Sunday, September 14, 2014

Magic paste

When I'm really frustrated and mad and don't feel like riding a bike, I reach for a white tube.

Our pans are old but they're stainless steel, solid and good underneath. Put a lot of energy into polishing and they start to look a lot better. Much improved.

Beyond the pot rack and kitchen, that feeling's elusive. Real life is full of things headed in the wrong direction.

State agencies that put their head in a dark place and refuse to take it out. Peet's Coffee, now with long lines and high prices and crappy treats, slouching toward Starbucks. The Bay Area, full of smart successful types who can't figure out the whole housing thing so that humans can live here.

The city where I'm lucky enough to live, claiming to be bike-friendly but at the same time thwarting all attempts at infrastructure.
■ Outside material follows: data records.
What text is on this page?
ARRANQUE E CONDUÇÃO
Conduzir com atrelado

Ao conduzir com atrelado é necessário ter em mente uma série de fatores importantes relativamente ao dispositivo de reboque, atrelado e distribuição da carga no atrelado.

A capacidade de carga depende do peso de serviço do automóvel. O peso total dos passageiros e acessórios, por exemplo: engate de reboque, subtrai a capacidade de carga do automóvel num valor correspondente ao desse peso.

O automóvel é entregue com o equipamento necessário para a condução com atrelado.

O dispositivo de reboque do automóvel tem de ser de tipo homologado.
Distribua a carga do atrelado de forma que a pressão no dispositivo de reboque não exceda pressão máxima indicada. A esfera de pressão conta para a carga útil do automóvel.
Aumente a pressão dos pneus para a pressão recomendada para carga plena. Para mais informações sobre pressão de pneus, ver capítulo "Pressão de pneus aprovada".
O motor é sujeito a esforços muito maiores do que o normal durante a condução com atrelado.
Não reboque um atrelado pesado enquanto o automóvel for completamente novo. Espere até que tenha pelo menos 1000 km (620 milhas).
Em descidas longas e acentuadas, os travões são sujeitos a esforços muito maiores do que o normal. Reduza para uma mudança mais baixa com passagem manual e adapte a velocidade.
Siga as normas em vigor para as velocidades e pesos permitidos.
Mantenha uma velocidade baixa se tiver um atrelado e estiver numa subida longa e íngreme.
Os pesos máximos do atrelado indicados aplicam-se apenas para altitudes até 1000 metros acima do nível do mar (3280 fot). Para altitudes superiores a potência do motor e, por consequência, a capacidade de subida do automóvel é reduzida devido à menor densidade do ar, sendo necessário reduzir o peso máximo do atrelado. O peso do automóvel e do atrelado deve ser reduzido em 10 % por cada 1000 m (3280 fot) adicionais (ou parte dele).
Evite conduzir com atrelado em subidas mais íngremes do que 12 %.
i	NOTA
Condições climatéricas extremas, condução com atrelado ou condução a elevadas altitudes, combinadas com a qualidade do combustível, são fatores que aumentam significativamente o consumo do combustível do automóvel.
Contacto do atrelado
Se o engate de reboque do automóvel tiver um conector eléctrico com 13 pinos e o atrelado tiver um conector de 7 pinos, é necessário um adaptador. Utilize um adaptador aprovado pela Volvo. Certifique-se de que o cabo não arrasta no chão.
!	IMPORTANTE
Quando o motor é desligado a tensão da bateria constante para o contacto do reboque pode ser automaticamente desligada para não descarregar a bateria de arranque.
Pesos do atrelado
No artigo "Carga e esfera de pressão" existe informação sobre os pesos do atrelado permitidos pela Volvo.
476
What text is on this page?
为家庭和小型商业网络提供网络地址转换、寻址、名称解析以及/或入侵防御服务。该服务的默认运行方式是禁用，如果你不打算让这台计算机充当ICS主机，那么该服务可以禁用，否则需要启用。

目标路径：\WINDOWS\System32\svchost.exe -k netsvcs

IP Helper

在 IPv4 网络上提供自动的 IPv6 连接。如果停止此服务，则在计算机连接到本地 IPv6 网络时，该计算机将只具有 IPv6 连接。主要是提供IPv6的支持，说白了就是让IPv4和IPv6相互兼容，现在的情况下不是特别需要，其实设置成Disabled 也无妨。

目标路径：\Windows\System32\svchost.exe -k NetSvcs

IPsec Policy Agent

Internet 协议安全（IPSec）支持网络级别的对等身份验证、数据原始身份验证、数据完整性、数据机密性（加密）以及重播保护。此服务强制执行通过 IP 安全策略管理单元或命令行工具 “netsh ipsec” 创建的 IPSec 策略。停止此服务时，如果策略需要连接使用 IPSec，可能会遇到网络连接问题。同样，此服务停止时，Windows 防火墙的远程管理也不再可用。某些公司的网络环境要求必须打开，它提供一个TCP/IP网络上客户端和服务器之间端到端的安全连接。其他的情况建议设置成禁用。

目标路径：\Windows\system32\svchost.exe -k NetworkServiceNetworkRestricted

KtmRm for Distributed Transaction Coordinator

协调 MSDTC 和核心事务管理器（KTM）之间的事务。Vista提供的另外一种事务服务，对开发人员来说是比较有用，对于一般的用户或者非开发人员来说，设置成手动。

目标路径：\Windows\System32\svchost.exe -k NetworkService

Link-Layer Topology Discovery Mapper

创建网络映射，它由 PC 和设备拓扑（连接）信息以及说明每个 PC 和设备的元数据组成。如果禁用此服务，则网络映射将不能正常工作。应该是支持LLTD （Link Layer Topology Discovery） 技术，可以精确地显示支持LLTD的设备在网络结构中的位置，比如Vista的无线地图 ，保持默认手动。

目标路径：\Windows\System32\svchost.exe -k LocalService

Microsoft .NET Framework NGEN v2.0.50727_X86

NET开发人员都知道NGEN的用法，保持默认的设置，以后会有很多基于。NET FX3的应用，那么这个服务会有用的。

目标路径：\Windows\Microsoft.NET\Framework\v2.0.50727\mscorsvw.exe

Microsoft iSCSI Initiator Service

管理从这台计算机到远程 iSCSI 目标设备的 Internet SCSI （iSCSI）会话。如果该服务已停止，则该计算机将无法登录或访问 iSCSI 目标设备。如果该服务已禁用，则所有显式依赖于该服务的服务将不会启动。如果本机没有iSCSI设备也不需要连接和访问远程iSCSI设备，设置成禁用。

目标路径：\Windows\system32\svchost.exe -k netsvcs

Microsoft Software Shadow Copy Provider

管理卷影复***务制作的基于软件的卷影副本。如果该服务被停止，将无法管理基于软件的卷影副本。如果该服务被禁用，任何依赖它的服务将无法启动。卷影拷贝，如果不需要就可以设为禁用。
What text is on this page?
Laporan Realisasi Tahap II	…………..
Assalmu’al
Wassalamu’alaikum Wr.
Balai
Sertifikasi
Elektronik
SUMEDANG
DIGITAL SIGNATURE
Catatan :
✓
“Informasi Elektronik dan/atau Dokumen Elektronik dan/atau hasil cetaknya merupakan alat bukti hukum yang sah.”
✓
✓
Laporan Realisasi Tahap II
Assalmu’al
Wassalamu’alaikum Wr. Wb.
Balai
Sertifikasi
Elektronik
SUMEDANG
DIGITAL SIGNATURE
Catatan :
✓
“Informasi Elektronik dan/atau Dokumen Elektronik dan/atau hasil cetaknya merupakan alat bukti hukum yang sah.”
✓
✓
Green bike lanes? Green paint is really expensive.

Friends on bikes feeling threatened and marginalized. The people and politics of bike coalitions, disorganized, ineffective, accountable for nothing. Daily clashes with other trail and road users on my commute. The whole thing about jockeying for space.

Gluten. The world is full of gluten. It's lurking in tortilla chips, even. The past two weeks, not being able to think or feel normally.

The noise of social media. Having killed investigative journalism and replaced it with, let's be honest, mostly personal drivel on Facebook and Twitter.

Trying to do really well in the chaos of work, without knowing exactly what that looks like or what I can deliver.

(Oh, sorry...the paste!)

It comes from Switzerland, where life is orderly. Lives in a white tube and lasts for years and works like toothpaste for stainless steel. First you rinse the pan in hot water. Then just put a dab of grey paste somewhere on the outside. Doesn't really matter where or how much. Rub it in with a paper towel. Work in all the grey stuff until there's none left and the pan is shining. More gunk on the pan? Add more paste and repeat.

All the little marks and scuffs and particles that accumulate with daily use, they come off on the paper towel. Voila!

Shiny pans don't make all the other stuff OK. On the other hand, it doesn't hurt to have visible evidence that a little effort can turn things around.